An email attached to the complaint dated Jan. 21 might shed some light on the dispute. “While we are not amenable to formal bargaining,” a district human resources official states, “we are open to ongoing collaboration and problem solving around issues related to returning to in-person learning.”
At the same time, the union has launched a social media campaign with claims such as that a return to classrooms will be followed by two months of “nonstop standardized testing,” that some teachers will not be able to see their own families during in-person teaching and that children will bring COVID-19 home. Some union members and parents have complained that the posts mischaracterize reopening plans and constitute “fearmongering.”
District leaders say they can’t comment on pending complaints and are confident they can safely serve students who have chosen to come back in person. “Minneapolis Public Schools’ focus is on providing in-person learning to the more than 8,000 families who requested it,” district spokesman Dirk Tedmon said, “the same opportunity to return to the classroom available to many other students across the state.”

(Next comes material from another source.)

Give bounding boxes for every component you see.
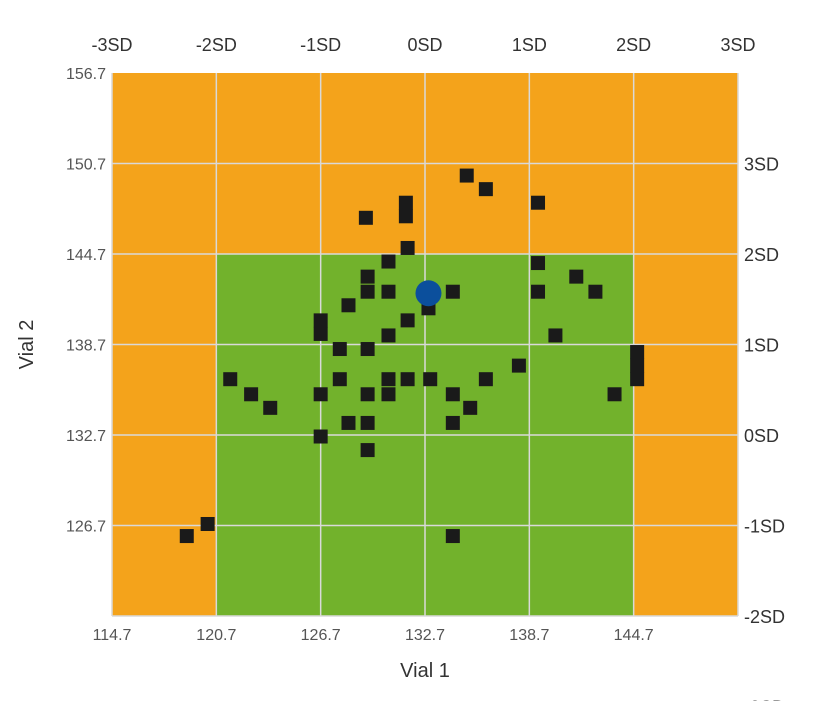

The only thing that seems certain is that the budget Walz eventually signs will involve myriad compromises. The ranking member of the Democratic-Farmer-Labor Party — as Minnesota’s Democratic Party is known — on the Senate ed committee, Chuck Wiger of Maplewood, notes that while the GOP has declared Walz’s proposal “dead on arrival,” it “sets the stage for negotiation this spring,” when lawmakers hash things out in conference committee.
Wiger characterizes as cynical GOP leadership threats to withhold funds for summer school and other programs to address lost learning because of teacher reluctance to return to in-person instruction. “You’re holding kids hostage? Really?” he says. “We certainly share the concern that students be able to return and that they do so safely.”